The current healthcare spending curve, though modest by historical standards, remains too high and could damage the U.S. economy over the long run, according to a new post in the Health Affairs Blog.

“Health spending appears to be on a path somewhere between gross domestic product (GDP) growth plus zero percent and GDP plus 1 percent, depending upon various factors including the timing and severity of future recessions,” wrote Charles Roehrig, founding director of the Altarum Institute for Sustainable Health Spending, and author of the study. But according to Roehrig, even at that fairly modest rate, such a growth curve may itself not be sustainable.

Healthcare spending was on the rise last year, reaching a 5.8 percent increase. But it has moderated so far this year, reaching only a 4.7 percent increase during the first part of 2016.

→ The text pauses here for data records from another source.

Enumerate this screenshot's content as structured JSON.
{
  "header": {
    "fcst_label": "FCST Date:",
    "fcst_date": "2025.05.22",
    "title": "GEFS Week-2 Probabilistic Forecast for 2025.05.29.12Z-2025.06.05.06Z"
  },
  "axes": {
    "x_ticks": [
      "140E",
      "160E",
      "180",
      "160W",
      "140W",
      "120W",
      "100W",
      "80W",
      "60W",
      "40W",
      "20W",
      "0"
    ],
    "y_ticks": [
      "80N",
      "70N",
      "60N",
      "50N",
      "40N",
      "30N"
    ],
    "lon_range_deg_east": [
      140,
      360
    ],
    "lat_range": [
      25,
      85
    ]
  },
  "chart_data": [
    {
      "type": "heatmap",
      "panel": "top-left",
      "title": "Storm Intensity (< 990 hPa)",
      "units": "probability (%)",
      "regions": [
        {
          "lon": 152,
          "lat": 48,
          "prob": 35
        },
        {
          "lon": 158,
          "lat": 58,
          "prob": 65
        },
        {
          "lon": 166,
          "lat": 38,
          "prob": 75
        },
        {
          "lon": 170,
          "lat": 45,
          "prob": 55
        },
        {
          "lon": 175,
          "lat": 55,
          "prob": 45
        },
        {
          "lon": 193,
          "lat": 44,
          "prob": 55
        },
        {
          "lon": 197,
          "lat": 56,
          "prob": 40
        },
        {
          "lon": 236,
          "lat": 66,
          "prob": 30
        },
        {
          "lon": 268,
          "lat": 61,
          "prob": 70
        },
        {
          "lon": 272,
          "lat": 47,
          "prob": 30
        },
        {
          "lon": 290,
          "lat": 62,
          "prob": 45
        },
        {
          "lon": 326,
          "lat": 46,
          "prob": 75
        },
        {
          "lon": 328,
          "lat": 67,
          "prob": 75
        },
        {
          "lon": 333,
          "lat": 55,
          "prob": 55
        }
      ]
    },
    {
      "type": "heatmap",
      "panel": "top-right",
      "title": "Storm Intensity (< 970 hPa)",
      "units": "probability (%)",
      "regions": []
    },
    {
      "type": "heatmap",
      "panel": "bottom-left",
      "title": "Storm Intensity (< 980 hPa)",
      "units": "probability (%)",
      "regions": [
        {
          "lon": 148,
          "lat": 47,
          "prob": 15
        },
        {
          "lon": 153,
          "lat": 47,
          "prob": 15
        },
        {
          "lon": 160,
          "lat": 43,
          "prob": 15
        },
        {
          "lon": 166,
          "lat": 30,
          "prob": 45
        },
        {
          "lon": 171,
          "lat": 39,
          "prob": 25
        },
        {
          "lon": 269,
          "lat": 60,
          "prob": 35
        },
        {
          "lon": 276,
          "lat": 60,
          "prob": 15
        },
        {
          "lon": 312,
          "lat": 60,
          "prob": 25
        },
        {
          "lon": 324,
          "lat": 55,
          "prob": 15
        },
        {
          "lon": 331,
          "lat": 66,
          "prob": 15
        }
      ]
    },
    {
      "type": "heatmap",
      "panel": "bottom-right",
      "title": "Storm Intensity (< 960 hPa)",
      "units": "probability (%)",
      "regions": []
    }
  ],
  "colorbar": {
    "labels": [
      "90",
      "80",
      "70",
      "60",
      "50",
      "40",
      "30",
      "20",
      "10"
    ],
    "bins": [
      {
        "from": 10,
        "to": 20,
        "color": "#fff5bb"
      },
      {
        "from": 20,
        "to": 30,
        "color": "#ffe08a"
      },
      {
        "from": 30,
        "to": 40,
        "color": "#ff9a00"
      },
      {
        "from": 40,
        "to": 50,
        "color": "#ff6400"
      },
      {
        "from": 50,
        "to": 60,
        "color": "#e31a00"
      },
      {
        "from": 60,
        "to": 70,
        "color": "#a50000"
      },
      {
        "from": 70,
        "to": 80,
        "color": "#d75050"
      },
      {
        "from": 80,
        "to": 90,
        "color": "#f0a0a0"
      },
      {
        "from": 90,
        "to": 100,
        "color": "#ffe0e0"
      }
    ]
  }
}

Roehrig had declared a couple of years ago that healthcare spending increases would likely moderate, after topping a 7 percent annual increase trend in the first quarter of 2014.

With a balanced budget, taxes at a historical highs and defense and other spending at historical lows, (an inflection point for those demanding lower taxes), Roehrig said that “even this uncomfortable option requires an infeasibly low rate of growth in health spending of (four percentage points below GDP).” To keep healthcare spending at 1 percentage point above GDP with a balanced budget would require tax revenues to rise above 23 percent of GDP--much higher than at their highest point, at 18.3 percent of GDP.

Roehrig concluded that the U.S. needs to cut down on spending for healthcare services. “We should put even more focus than we have been on reducing the rate of increase in health spending below that of GDP (without sacrificing the gains in expanded coverage),” he wrote. “This will bring our health spending share of GDP down closer to other advanced nations and make our other federal budget choices somewhat more palatable (though still very painful).”